La construcción europea está cambiando rápidamente. El Consejo Europeo de Luxemburgo acaba de ponerlo de relieve al abrir -¡ya era hora!- la perspectiva de ampliación al Este y a Chipre. En este contexto, la defensa que hace España de sus intereses es comprensible y deseable, pero quizá no suficiente. Es una defensa de lo adquirido en el pasado -en su día criticado por el PP en la oposición- más que de lo que hay que conseguir en el futuro. Desde España, es necesario, incluso para defender intereses nacionales, crear una nueva ilusión en Europa, como valor intrínseco, desde luego, pero también como lo que Lidell Hart llamaba en el terreno militar una "estrategia de aproximación indirecta".No es fácil construir un discurso positivo y creativo. Pero hay que intentarlo, con elementos que pueden no calar de inmediato, pero sí constituir semillas que acaben germinando de una u otra forma. Partiendo de un enfoque plenamente positivo de la ampliación, aunque la unificación del continente es una tarea de enormes dificultades, es necesario ir más allá de las frases hechas al uso. Es tarde, pero no demasiado tarde para ello, pese a la ausencia de viajes oficiales del ministro de Asuntos Exteriores o del presidente del Gobierno a los países de la ampliación, que José María Aznar intentará corregir a principios de 1998. Más allá de los Gobiernos, entre las sociedades, entre la española y la polaca, checa, húngara o eslovena, no nos conocemos. Y, si vamos a convivir en la UE, nuestras relaciones sociales deberían ser mucho más estrechas. Lo que a su vez permitiría articular un discurso de más auténtica solidaridad, política, social y financiera, en toda Europa. Solidaridad, presente desde la declaración de Robert Schuman en 1950, y sin la cual esta Europa no se sostendrá como proyecto político.

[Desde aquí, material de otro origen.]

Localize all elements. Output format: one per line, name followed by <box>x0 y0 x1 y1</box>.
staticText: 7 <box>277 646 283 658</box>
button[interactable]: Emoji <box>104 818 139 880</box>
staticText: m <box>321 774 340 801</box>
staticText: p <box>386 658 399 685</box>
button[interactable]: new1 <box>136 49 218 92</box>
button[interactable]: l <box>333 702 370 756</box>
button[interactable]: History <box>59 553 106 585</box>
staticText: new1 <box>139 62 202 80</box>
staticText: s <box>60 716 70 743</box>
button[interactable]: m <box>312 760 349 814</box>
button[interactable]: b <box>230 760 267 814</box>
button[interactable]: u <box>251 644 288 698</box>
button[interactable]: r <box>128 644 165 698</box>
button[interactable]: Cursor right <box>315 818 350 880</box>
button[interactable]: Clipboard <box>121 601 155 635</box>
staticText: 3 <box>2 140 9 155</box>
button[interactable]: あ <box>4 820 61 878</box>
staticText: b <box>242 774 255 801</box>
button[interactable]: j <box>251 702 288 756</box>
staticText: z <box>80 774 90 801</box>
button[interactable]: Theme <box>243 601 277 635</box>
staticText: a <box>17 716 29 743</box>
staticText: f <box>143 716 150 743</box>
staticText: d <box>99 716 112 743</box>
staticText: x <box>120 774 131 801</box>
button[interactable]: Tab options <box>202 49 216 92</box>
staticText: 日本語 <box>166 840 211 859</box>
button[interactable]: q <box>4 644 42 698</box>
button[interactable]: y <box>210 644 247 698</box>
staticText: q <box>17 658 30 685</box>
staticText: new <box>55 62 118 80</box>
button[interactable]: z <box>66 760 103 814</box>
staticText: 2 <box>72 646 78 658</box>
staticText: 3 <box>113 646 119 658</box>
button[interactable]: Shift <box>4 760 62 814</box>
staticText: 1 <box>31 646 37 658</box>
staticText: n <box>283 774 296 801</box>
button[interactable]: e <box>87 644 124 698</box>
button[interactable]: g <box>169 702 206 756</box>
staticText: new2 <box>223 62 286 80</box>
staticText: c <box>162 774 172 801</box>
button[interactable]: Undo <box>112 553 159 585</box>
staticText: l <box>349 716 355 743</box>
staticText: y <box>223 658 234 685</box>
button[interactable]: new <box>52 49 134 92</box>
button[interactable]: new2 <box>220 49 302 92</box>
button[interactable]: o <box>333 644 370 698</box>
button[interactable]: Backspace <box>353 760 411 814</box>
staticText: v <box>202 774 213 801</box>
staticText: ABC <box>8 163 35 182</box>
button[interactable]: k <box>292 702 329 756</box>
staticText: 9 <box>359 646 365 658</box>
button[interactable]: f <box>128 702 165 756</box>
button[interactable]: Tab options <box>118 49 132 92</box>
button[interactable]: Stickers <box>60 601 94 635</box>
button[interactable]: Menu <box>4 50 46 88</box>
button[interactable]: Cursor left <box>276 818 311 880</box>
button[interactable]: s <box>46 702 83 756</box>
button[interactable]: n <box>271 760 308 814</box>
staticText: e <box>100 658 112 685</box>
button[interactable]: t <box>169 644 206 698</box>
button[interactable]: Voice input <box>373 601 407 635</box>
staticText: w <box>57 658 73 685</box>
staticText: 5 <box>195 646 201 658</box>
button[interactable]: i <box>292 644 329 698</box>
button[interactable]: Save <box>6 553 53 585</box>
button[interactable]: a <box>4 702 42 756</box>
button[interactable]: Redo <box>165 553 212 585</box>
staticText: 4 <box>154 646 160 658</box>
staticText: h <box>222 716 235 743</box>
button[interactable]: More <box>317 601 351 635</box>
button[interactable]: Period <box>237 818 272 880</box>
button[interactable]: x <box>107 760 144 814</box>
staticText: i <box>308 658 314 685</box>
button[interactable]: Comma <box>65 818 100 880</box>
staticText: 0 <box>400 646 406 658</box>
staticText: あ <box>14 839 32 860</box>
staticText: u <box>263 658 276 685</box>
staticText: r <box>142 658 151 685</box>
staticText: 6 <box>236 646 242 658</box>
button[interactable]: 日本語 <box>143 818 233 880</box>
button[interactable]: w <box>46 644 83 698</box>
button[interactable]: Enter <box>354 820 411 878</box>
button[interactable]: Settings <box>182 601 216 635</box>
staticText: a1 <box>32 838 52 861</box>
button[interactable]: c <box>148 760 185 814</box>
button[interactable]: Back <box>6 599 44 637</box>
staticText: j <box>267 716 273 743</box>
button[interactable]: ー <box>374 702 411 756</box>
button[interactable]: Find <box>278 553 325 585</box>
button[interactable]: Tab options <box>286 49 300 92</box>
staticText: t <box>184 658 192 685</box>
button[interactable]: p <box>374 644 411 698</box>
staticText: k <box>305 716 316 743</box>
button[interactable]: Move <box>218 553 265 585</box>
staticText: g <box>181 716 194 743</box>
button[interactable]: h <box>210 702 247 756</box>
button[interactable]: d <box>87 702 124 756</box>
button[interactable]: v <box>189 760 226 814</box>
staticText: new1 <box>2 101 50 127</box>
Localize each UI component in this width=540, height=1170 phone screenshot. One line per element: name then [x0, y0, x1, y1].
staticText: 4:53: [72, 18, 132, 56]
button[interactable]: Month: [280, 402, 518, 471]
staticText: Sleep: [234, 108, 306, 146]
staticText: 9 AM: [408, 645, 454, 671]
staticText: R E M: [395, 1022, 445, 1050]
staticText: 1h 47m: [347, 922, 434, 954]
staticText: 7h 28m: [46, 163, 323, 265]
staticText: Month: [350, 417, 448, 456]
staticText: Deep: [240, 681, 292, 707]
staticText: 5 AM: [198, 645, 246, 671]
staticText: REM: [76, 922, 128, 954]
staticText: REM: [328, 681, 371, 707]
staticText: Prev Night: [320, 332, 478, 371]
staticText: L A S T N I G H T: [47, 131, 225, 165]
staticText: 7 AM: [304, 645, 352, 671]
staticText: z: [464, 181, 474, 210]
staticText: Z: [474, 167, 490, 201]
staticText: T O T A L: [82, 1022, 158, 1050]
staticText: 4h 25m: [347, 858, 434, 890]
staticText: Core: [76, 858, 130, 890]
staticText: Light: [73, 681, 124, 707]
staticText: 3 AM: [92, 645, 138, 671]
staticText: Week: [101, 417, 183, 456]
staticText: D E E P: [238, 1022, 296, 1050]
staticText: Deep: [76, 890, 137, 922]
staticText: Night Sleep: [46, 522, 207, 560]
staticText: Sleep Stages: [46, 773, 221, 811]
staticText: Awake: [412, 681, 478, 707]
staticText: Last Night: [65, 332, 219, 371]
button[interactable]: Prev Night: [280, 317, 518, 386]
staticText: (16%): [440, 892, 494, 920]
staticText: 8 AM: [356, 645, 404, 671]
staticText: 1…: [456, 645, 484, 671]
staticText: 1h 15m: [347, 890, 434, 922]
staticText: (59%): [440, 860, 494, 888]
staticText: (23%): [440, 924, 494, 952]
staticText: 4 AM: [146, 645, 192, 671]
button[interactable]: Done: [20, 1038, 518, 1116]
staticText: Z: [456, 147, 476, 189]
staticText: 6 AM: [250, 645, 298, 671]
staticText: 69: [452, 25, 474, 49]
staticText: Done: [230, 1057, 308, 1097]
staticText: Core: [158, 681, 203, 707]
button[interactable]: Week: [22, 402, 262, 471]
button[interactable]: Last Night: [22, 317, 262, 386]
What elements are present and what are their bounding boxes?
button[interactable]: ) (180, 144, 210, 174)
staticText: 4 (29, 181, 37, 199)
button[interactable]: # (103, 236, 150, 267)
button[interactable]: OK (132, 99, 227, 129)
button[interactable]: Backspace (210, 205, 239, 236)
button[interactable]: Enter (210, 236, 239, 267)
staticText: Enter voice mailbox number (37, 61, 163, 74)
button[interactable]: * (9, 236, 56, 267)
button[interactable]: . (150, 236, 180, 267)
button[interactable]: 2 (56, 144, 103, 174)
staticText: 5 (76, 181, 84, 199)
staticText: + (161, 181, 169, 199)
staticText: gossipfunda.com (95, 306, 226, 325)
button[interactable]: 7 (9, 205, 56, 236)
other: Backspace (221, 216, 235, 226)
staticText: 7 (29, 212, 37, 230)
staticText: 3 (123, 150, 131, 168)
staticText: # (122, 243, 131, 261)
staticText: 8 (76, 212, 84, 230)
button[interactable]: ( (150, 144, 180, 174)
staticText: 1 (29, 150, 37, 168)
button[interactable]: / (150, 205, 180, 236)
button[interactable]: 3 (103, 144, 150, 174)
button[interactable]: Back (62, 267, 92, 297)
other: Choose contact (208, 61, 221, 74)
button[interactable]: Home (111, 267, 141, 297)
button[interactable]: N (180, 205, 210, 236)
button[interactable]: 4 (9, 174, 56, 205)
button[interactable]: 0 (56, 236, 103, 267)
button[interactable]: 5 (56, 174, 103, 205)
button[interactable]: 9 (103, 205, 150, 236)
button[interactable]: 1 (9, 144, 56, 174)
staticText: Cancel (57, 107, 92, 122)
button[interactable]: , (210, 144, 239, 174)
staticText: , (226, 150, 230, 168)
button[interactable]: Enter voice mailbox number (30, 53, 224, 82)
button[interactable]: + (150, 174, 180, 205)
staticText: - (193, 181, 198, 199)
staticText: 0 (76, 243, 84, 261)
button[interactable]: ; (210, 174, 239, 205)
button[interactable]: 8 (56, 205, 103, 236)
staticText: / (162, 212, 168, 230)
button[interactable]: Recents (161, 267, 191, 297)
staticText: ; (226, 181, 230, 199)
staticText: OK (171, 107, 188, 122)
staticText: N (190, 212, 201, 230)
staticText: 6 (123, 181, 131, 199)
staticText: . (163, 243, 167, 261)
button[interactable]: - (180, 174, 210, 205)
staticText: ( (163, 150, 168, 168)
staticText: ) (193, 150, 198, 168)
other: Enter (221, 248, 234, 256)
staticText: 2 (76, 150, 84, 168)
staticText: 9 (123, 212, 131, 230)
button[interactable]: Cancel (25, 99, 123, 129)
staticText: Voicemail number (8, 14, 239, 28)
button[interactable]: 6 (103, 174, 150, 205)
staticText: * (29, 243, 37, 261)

Una línea complementaria sería enfocar el euro -el otro gran proyecto europeo de este fin de siglo- con una visión que vaya más allá del "hemos llegado", para saber qué queremos hacer una vez en la moneda única. Esto facilitaría introducir la perspectiva de una revisión a fondo del presupuesto comunitario, de su sistema de ingresos (que no beneficia a España ni, previsiblemente, a los futuros nuevos miembros) y de sus gastos, en un contexto completamente diferente, al que ningún responsable político quiere mirar de frente, como es la Europa del euro tras la ampliación. Lo que existe ahora no funcionará. Este contexto debería ayudar, a medio y largo plazo, a situar sobre nuevas bases conceptuales el concepto de cohesión económica y social, que ha quedado limitado asus aspectos contables.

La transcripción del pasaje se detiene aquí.